Lo scetticismo aveva accompagnato i primi giorni in cui il suo nome era circolato intorno alla panchina della Fiorentina. Stefano Pioli, anche a causa dei pessimi mesi finali della sua esperienza all'Inter e le voci che volevano soprattutto Eusebio Di Francesco alla guida dei viola, è arrivato a Firenze in mezzo a un entusiasmo che stentava a decollare e un caos societario e ambientale non di poco conto. Ma il suo metodo ha sorpreso tutti e sta piano piano ricompattando una parte della piazza. Almeno a Moena.

MERCATO E CONTESTAZIONI - Il suo compito non è parso facile fin dalle prime ore della sua nomina. Tifoseria - o quanto meno una parte di essa - infuriata contro la dirigenza, quest'ultima autrice di un disinteresse che ha squarciato in due l'apertura del nuovo ciclo. Gli striscioni, all'indirizzo dei profili più svariati, sono all'ordine del giorno, così come le voci di mercato riguardanti i pezzi pregiati della sua rosa.

MOENA "ISOLA" FELICE - Il lavoro dell'allenatore parmense non è facile in mezzo a tutta questa confusione. Il suo operato però procede costantemente, affiancato dal suo staff che nel ritiro di Moena ha portato serietà e professionalità, così come allenamenti alternativi e grande applicazione, dimostrata e richiesta. E tutti se ne sono accorti: nella cittadina dolomitica i giorni scorrono sereni, all'insegna di un entusiasmo velato che cresce di ora in ora. Fuori c'è la bufera, ma il sole splende. Almeno in Trentino Alto-Adige.

IDEE CHIARE - "Non prego nessuno per rimanere", ha fatto capire l'allenatore parmense, immerso tra la vicenda Borja Valero prima e quella di Nikola Kalinic - con il quale ha avuto un colloquio pacifico e maturo - poi, con un Federico Bernardeschi in procinto di passare alla Juventus e le incognite che nascono con frequenza. Lui però cerca certezze, come Marco Sportiello - nominato titolare della squadra del futuro - Davide Astori - investito capitano - e Matias Vecino - dichiarato fortissimo e uno dei leader della formazione che verrà - provando a far quadrare le dinamiche degli elementi a disposizione.

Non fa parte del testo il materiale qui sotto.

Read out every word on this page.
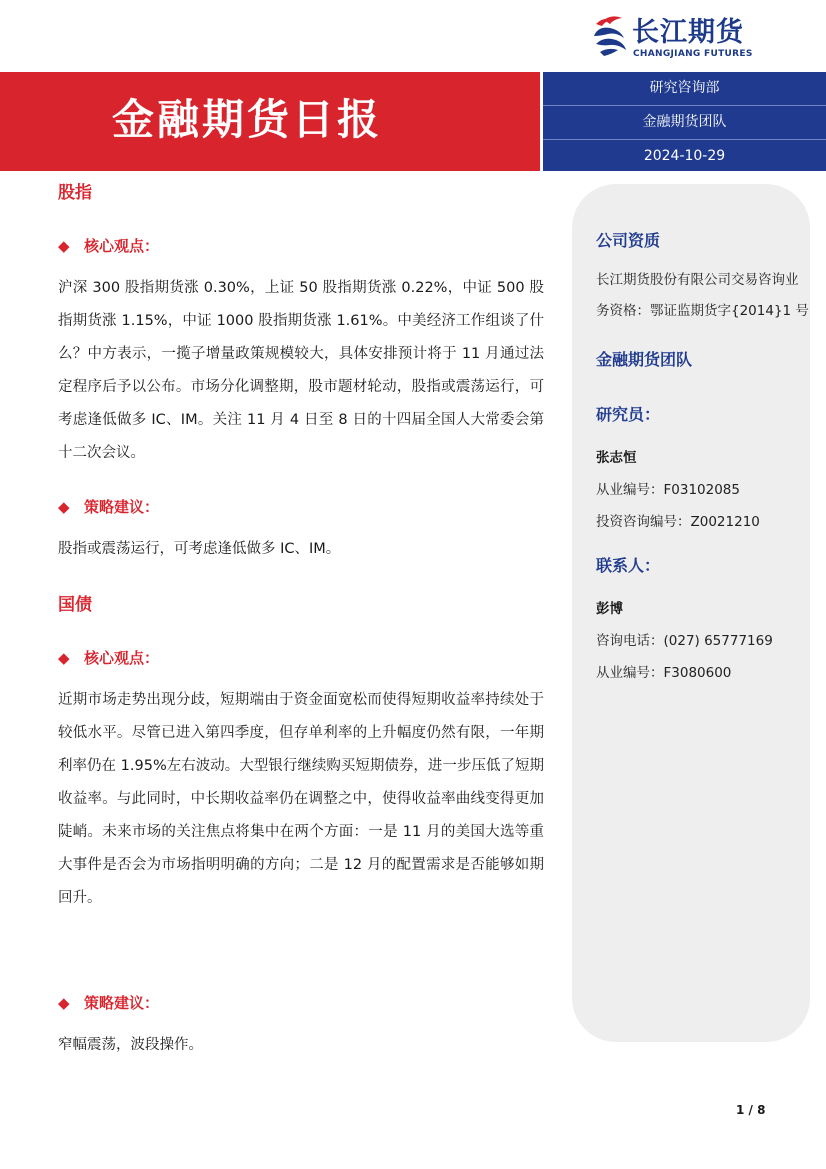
长江期货
CHANGJIANG FUTURES
金融期货日报
研究咨询部
金融期货团队
2024-10-29
股指
◆ 核心观点：
沪深 300 股指期货涨 0.30%，上证 50 股指期货涨 0.22%，中证 500 股指期货涨 1.15%，中证 1000 股指期货涨 1.61%。中美经济工作组谈了什么？中方表示，一揽子增量政策规模较大，具体安排预计将于 11 月通过法定程序后予以公布。市场分化调整期，股市题材轮动，股指或震荡运行，可考虑逢低做多 IC、IM。关注 11 月 4 日至 8 日的十四届全国人大常委会第十二次会议。
◆ 策略建议：
股指或震荡运行，可考虑逢低做多 IC、IM。
国债
◆ 核心观点：
近期市场走势出现分歧，短期端由于资金面宽松而使得短期收益率持续处于较低水平。尽管已进入第四季度，但存单利率的上升幅度仍然有限，一年期利率仍在 1.95%左右波动。大型银行继续购买短期债券，进一步压低了短期收益率。与此同时，中长期收益率仍在调整之中，使得收益率曲线变得更加陡峭。未来市场的关注焦点将集中在两个方面：一是 11 月的美国大选等重大事件是否会为市场指明明确的方向；二是 12 月的配置需求是否能够如期回升。
◆ 策略建议：
窄幅震荡，波段操作。
公司资质
长江期货股份有限公司交易咨询业
务资格：鄂证监期货字{2014}1 号
金融期货团队
研究员：
张志恒
从业编号：F03102085
投资咨询编号：Z0021210
联系人：
彭博
咨询电话：(027) 65777169
从业编号：F3080600
1 / 8
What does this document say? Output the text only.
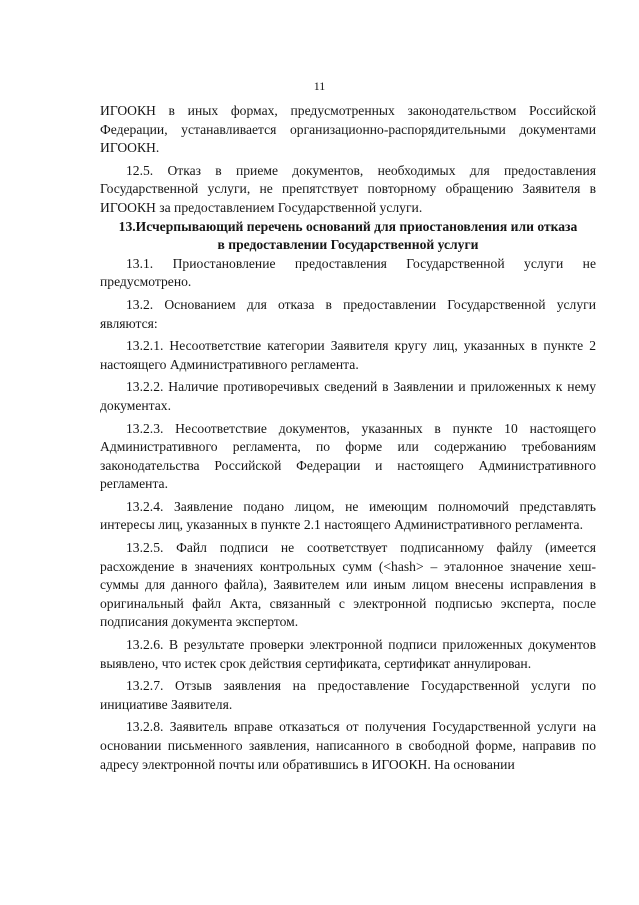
11

ИГООКН в иных формах, предусмотренных законодательством Российской Федерации, устанавливается организационно-распорядительными документами ИГООКН.

12.5. Отказ в приеме документов, необходимых для предоставления Государственной услуги, не препятствует повторному обращению Заявителя в ИГООКН за предоставлением Государственной услуги.

13.Исчерпывающий перечень оснований для приостановления или отказа в предоставлении Государственной услуги

13.1. Приостановление предоставления Государственной услуги не предусмотрено.

13.2. Основанием для отказа в предоставлении Государственной услуги являются:

13.2.1. Несоответствие категории Заявителя кругу лиц, указанных в пункте 2 настоящего Административного регламента.

13.2.2. Наличие противоречивых сведений в Заявлении и приложенных к нему документах.

13.2.3. Несоответствие документов, указанных в пункте 10 настоящего Административного регламента, по форме или содержанию требованиям законодательства Российской Федерации и настоящего Административного регламента.

13.2.4. Заявление подано лицом, не имеющим полномочий представлять интересы лиц, указанных в пункте 2.1 настоящего Административного регламента.

13.2.5. Файл подписи не соответствует подписанному файлу (имеется расхождение в значениях контрольных сумм (<hash> – эталонное значение хеш-суммы для данного файла), Заявителем или иным лицом внесены исправления в оригинальный файл Акта, связанный с электронной подписью эксперта, после подписания документа экспертом.

13.2.6. В результате проверки электронной подписи приложенных документов выявлено, что истек срок действия сертификата, сертификат аннулирован.

13.2.7. Отзыв заявления на предоставление Государственной услуги по инициативе Заявителя.

13.2.8. Заявитель вправе отказаться от получения Государственной услуги на основании письменного заявления, написанного в свободной форме, направив по адресу электронной почты или обратившись в ИГООКН. На основании
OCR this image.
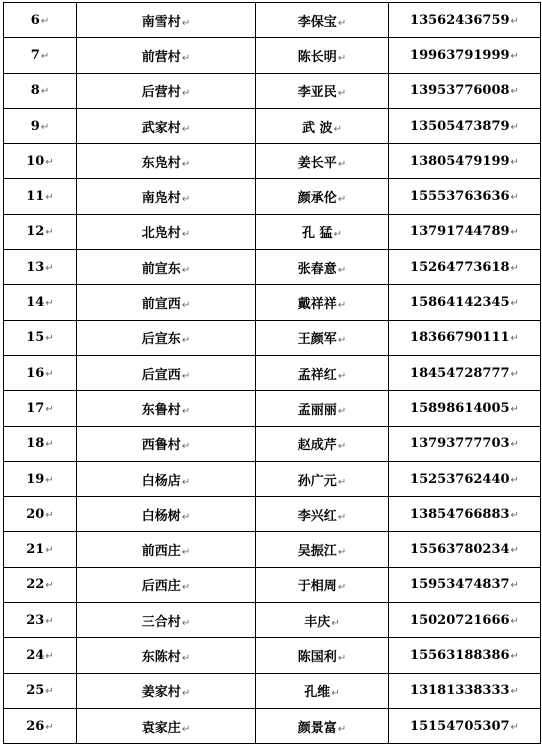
6↵	南雪村↵	李保宝↵	13562436759↵
7↵	前营村↵	陈长明↵	19963791999↵
8↵	后营村↵	李亚民↵	13953776008↵
9↵	武家村↵	武 波↵	13505473879↵
10↵	东凫村↵	姜长平↵	13805479199↵
11↵	南凫村↵	颜承伦↵	15553763636↵
12↵	北凫村↵	孔 猛↵	13791744789↵
13↵	前宣东↵	张春意↵	15264773618↵
14↵	前宣西↵	戴祥祥↵	15864142345↵
15↵	后宣东↵	王颜军↵	18366790111↵
16↵	后宣西↵	孟祥红↵	18454728777↵
17↵	东鲁村↵	孟丽丽↵	15898614005↵
18↵	西鲁村↵	赵成芹↵	13793777703↵
19↵	白杨店↵	孙广元↵	15253762440↵
20↵	白杨树↵	李兴红↵	13854766883↵
21↵	前西庄↵	吴振江↵	15563780234↵
22↵	后西庄↵	于相周↵	15953474837↵
23↵	三合村↵	丰庆↵	15020721666↵
24↵	东陈村↵	陈国利↵	15563188386↵
25↵	姜家村↵	孔维↵	13181338333↵
26↵	袁家庄↵	颜景富↵	15154705307↵
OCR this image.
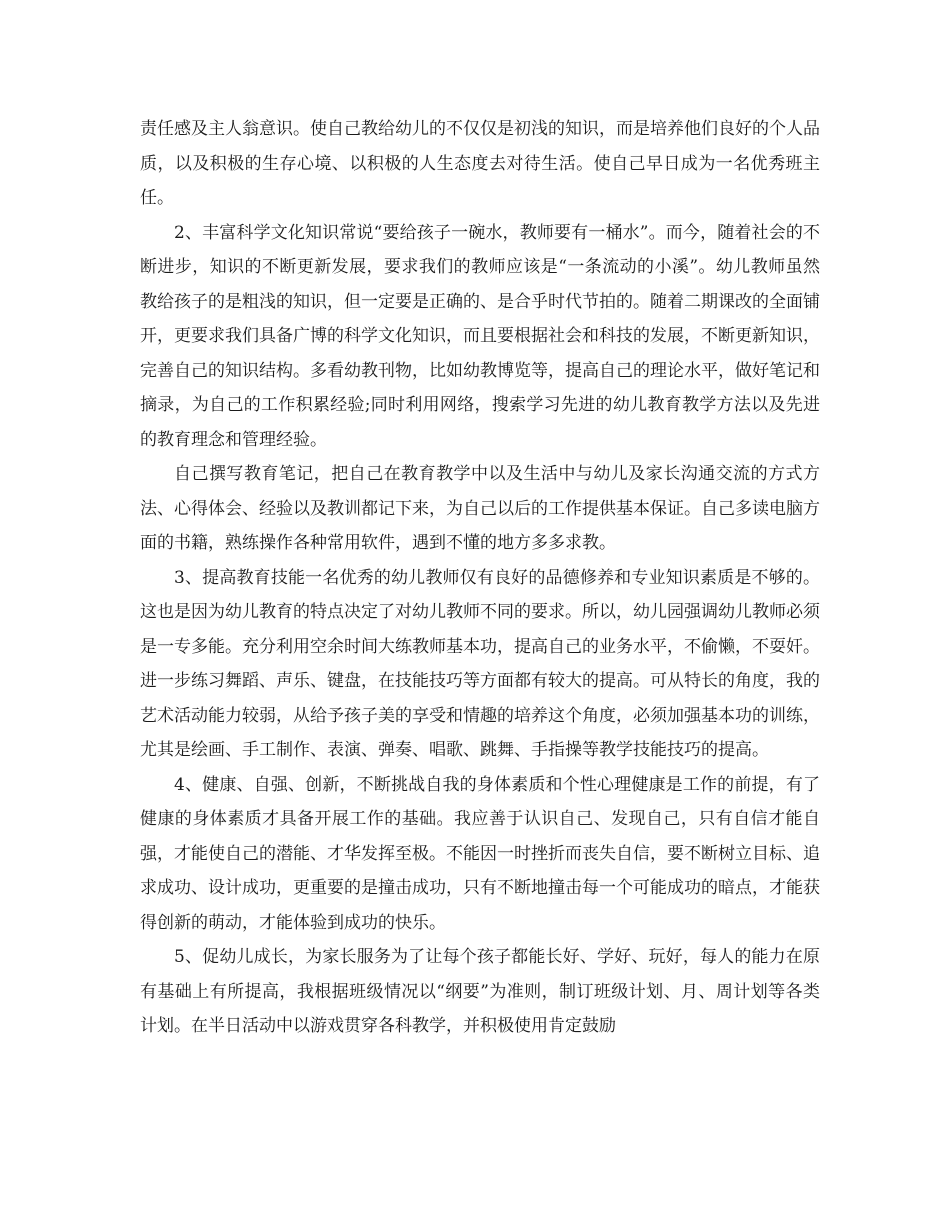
责任感及主人翁意识。使自己教给幼儿的不仅仅是初浅的知识，而是培养他们良好的个人品质，以及积极的生存心境、以积极的人生态度去对待生活。使自己早日成为一名优秀班主任。

2、丰富科学文化知识常说“要给孩子一碗水，教师要有一桶水”。而今，随着社会的不断进步，知识的不断更新发展，要求我们的教师应该是“一条流动的小溪”。幼儿教师虽然教给孩子的是粗浅的知识，但一定要是正确的、是合乎时代节拍的。随着二期课改的全面铺开，更要求我们具备广博的科学文化知识，而且要根据社会和科技的发展，不断更新知识，完善自己的知识结构。多看幼教刊物，比如幼教博览等，提高自己的理论水平，做好笔记和摘录，为自己的工作积累经验;同时利用网络，搜索学习先进的幼儿教育教学方法以及先进的教育理念和管理经验。

自己撰写教育笔记，把自己在教育教学中以及生活中与幼儿及家长沟通交流的方式方法、心得体会、经验以及教训都记下来，为自己以后的工作提供基本保证。自己多读电脑方面的书籍，熟练操作各种常用软件，遇到不懂的地方多多求教。

3、提高教育技能一名优秀的幼儿教师仅有良好的品德修养和专业知识素质是不够的。这也是因为幼儿教育的特点决定了对幼儿教师不同的要求。所以，幼儿园强调幼儿教师必须是一专多能。充分利用空余时间大练教师基本功，提高自己的业务水平，不偷懒，不耍奸。进一步练习舞蹈、声乐、键盘，在技能技巧等方面都有较大的提高。可从特长的角度，我的艺术活动能力较弱，从给予孩子美的享受和情趣的培养这个角度，必须加强基本功的训练，尤其是绘画、手工制作、表演、弹奏、唱歌、跳舞、手指操等教学技能技巧的提高。

4、健康、自强、创新，不断挑战自我的身体素质和个性心理健康是工作的前提，有了健康的身体素质才具备开展工作的基础。我应善于认识自己、发现自己，只有自信才能自强，才能使自己的潜能、才华发挥至极。不能因一时挫折而丧失自信，要不断树立目标、追求成功、设计成功，更重要的是撞击成功，只有不断地撞击每一个可能成功的暗点，才能获得创新的萌动，才能体验到成功的快乐。

5、促幼儿成长，为家长服务为了让每个孩子都能长好、学好、玩好，每人的能力在原有基础上有所提高，我根据班级情况以“纲要”为准则，制订班级计划、月、周计划等各类计划。在半日活动中以游戏贯穿各科教学，并积极使用肯定鼓励
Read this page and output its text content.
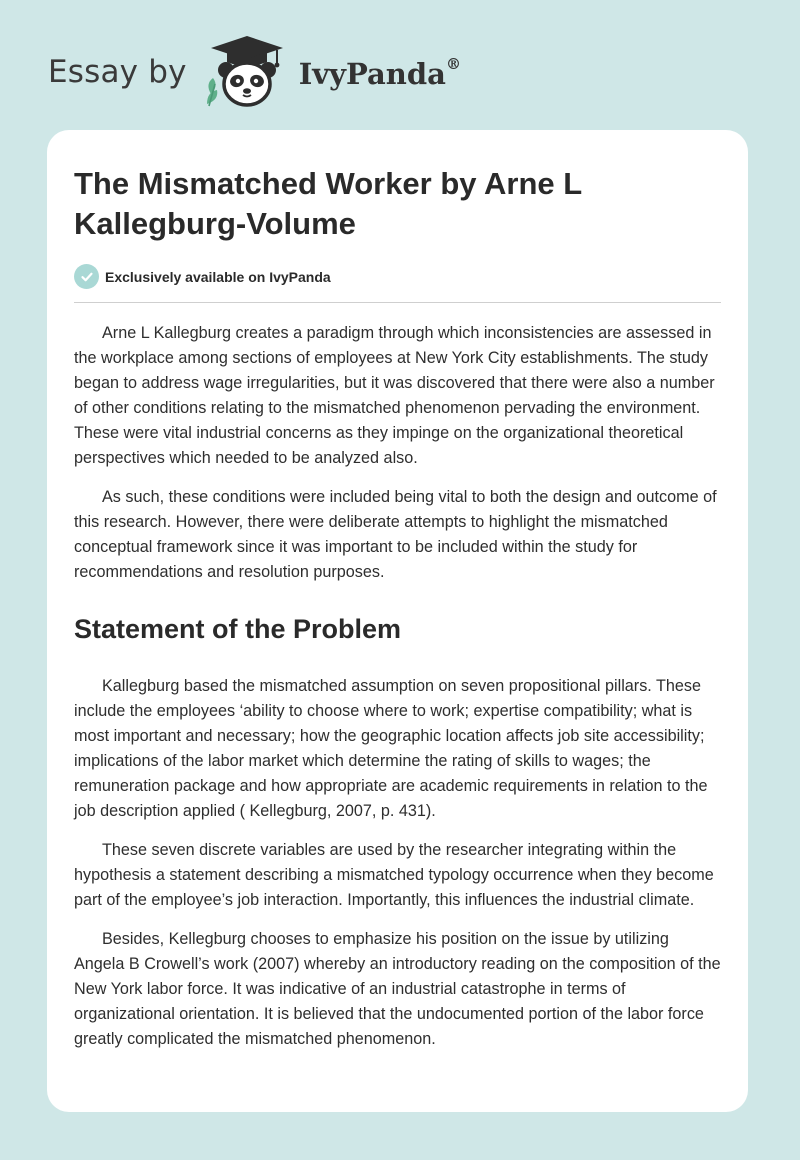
Essay by	IvyPanda®
The Mismatched Worker by Arne L Kallegburg-Volume
Exclusively available on IvyPanda

Arne L Kallegburg creates a paradigm through which inconsistencies are assessed in the workplace among sections of employees at New York City establishments. The study began to address wage irregularities, but it was discovered that there were also a number of other conditions relating to the mismatched phenomenon pervading the environment. These were vital industrial concerns as they impinge on the organizational theoretical perspectives which needed to be analyzed also.

As such, these conditions were included being vital to both the design and outcome of this research. However, there were deliberate attempts to highlight the mismatched conceptual framework since it was important to be included within the study for recommendations and resolution purposes.

Statement of the Problem

Kallegburg based the mismatched assumption on seven propositional pillars. These include the employees ‘ability to choose where to work; expertise compatibility; what is most important and necessary; how the geographic location affects job site accessibility; implications of the labor market which determine the rating of skills to wages; the remuneration package and how appropriate are academic requirements in relation to the job description applied ( Kellegburg, 2007, p. 431).

These seven discrete variables are used by the researcher integrating within the hypothesis a statement describing a mismatched typology occurrence when they become part of the employee’s job interaction. Importantly, this influences the industrial climate.

Besides, Kellegburg chooses to emphasize his position on the issue by utilizing Angela B Crowell’s work (2007) whereby an introductory reading on the composition of the New York labor force. It was indicative of an industrial catastrophe in terms of organizational orientation. It is believed that the undocumented portion of the labor force greatly complicated the mismatched phenomenon.
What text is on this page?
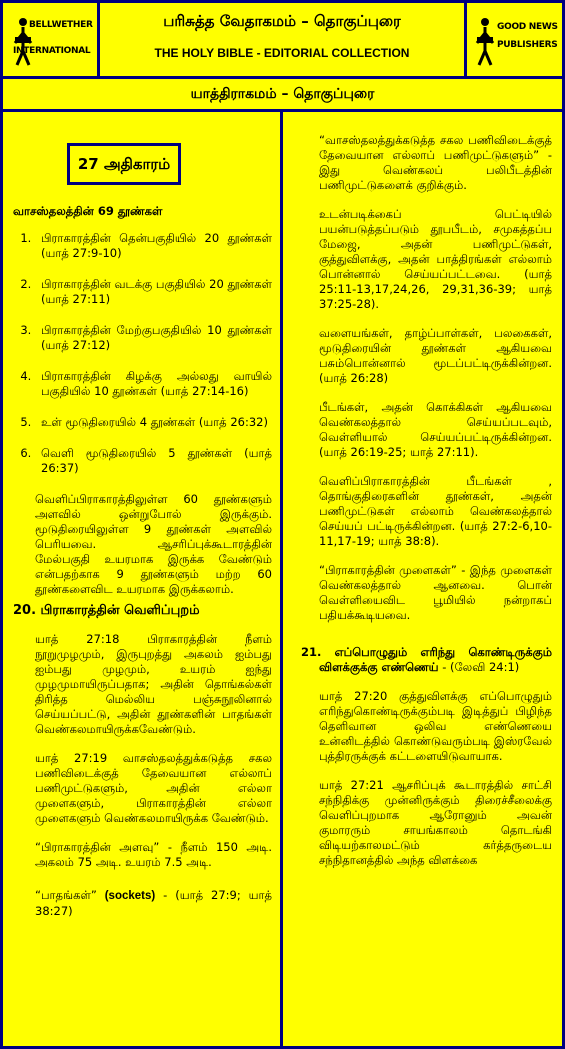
BELLWETHER
INTERNATIONAL
பரிசுத்த வேதாகமம் – தொகுப்புரை
THE HOLY BIBLE - EDITORIAL COLLECTION
GOOD NEWS
PUBLISHERS
யாத்திராகமம் – தொகுப்புரை
27 அதிகாரம்
வாசஸ்தலத்தின் 69 தூண்கள்
1. பிராகாரத்தின் தென்பகுதியில் 20 தூண்கள் (யாத் 27:9-10)
2. பிராகாரத்தின் வடக்கு பகுதியில் 20 தூண்கள் (யாத் 27:11)
3. பிராகாரத்தின் மேற்குபகுதியில் 10 தூண்கள் (யாத் 27:12)
4. பிராகாரத்தின் கிழக்கு அல்லது வாயில் பகுதியில் 10 தூண்கள் (யாத் 27:14-16)
5. உள் மூடுதிரையில் 4 தூண்கள் (யாத் 26:32)
6. வெளி மூடுதிரையில் 5 தூண்கள் (யாத் 26:37)

வெளிப்பிராகாரத்திலுள்ள 60 தூண்களும் அளவில் ஒன்றுபோல் இருக்கும். மூடுதிரையிலுள்ள 9 தூண்கள் அளவில் பெரியவை. ஆசரிப்புக்கூடாரத்தின் மேல்பகுதி உயரமாக இருக்க வேண்டும் என்பதற்காக 9 தூண்களும் மற்ற 60 தூண்களைவிட உயரமாக இருக்கலாம்.

20. பிராகாரத்தின் வெளிப்புறம்

யாத் 27:18 பிராகாரத்தின் நீளம் நூறுமுழமும், இருபுறத்து அகலம் ஐம்பது ஐம்பது முழமும், உயரம் ஐந்து முழமுமாயிருப்பதாக; அதின் தொங்கல்கள் திரித்த மெல்லிய பஞ்சுநூலினால் செய்யப்பட்டு, அதின் தூண்களின் பாதங்கள் வெண்கலமாயிருக்கவேண்டும்.

யாத் 27:19 வாசஸ்தலத்துக்கடுத்த சகல பணிவிடைக்குத் தேவையான எல்லாப் பணிமுட்டுகளும், அதின் எல்லா முளைகளும், பிராகாரத்தின் எல்லா முளைகளும் வெண்கலமாயிருக்க வேண்டும்.

“பிராகாரத்தின் அளவு” - நீளம் 150 அடி. அகலம் 75 அடி. உயரம் 7.5 அடி.

“பாதங்கள்” (sockets) - (யாத் 27:9; யாத் 38:27)

“வாசஸ்தலத்துக்கடுத்த சகல பணிவிடைக்குத் தேவையான எல்லாப் பணிமுட்டுகளும்” - இது வெண்கலப் பலிபீடத்தின் பணிமுட்டுகளைக் குறிக்கும்.

உடன்படிக்கைப் பெட்டியில் பயன்படுத்தப்படும் தூபபீடம், சமுகத்தப்ப மேஜை, அதன் பணிமுட்டுகள், குத்துவிளக்கு, அதன் பாத்திரங்கள் எல்லாம் பொன்னால் செய்யப்பட்டவை. (யாத் 25:11-13,17,24,26, 29,31,36-39; யாத் 37:25-28).

வளையங்கள், தாழ்ப்பாள்கள், பலகைகள், மூடுதிரையின் தூண்கள் ஆகியவை பசும்பொன்னால் மூடப்பட்டிருக்கின்றன. (யாத் 26:28)

பீடங்கள், அதன் கொக்கிகள் ஆகியவை வெண்கலத்தால் செய்யப்படவும், வெள்ளியால் செய்யப்பட்டிருக்கின்றன. (யாத் 26:19-25; யாத் 27:11).

வெளிப்பிராகாரத்தின் பீடங்கள் , தொங்குதிரைகளின் தூண்கள், அதன் பணிமுட்டுகள் எல்லாம் வெண்கலத்தால் செய்யப் பட்டிருக்கின்றன. (யாத் 27:2-6,10-11,17-19; யாத் 38:8).

“பிராகாரத்தின் முளைகள்” - இந்த முளைகள் வெண்கலத்தால் ஆனவை. பொன் வெள்ளியைவிட பூமியில் நன்றாகப் பதியக்கூடியவை.

21. எப்பொழுதும் எரிந்து கொண்டிருக்கும் விளக்குக்கு எண்ணெய் - (லேவி 24:1)

யாத் 27:20 குத்துவிளக்கு எப்பொழுதும் எரிந்துகொண்டிருக்கும்படி இடித்துப் பிழிந்த தெளிவான ஒலிவ எண்ணெயை உன்னிடத்தில் கொண்டுவரும்படி இஸ்ரவேல் புத்திரருக்குக் கட்டளையிடுவாயாக.

யாத் 27:21 ஆசரிப்புக் கூடாரத்தில் சாட்சி சந்நிதிக்கு முன்னிருக்கும் திரைச்சீலைக்கு வெளிப்புறமாக ஆரோனும் அவன் குமாரரும் சாயங்காலம் தொடங்கி விடியற்காலமட்டும் கர்த்தருடைய சந்நிதானத்தில் அந்த விளக்கை
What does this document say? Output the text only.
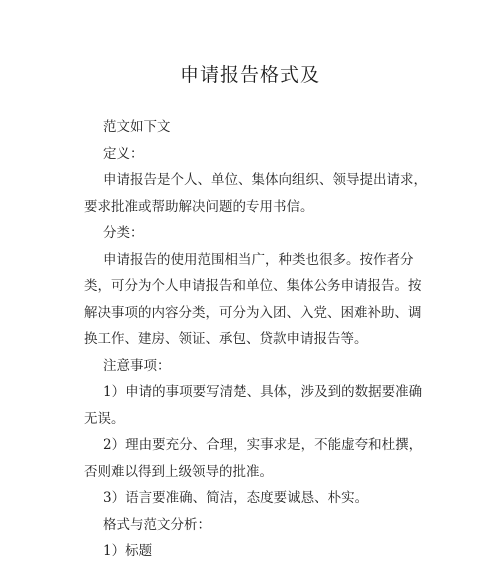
申请报告格式及
范文如下文
定义：
申请报告是个人、单位、集体向组织、领导提出请求，
要求批准或帮助解决问题的专用书信。
分类：
申请报告的使用范围相当广，种类也很多。按作者分
类，可分为个人申请报告和单位、集体公务申请报告。按
解决事项的内容分类，可分为入团、入党、困难补助、调
换工作、建房、领证、承包、贷款申请报告等。
注意事项：
1）申请的事项要写清楚、具体，涉及到的数据要准确
无误。
2）理由要充分、合理，实事求是，不能虚夸和杜撰，
否则难以得到上级领导的批准。
3）语言要准确、简洁，态度要诚恳、朴实。
格式与范文分析：
1）标题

IL METODO PIOLI FUNZIONA - Tutti hanno sposato il suo progetto, dai giocatori ai presenti nel ritiro. Come detto, un'isola felice rispetto a ciò che accade intorno. Lo testimonia il calcio-tennis alternativo nell'allenamento pomeridiano di ieri, dove squadra, tifoseria e stampa hanno dato vita o assistito con euforia alla sessione. Sensazioni e unità assenti da tempo. Il suo metodo, fatto di bravura ed educazione, sembra funzionare.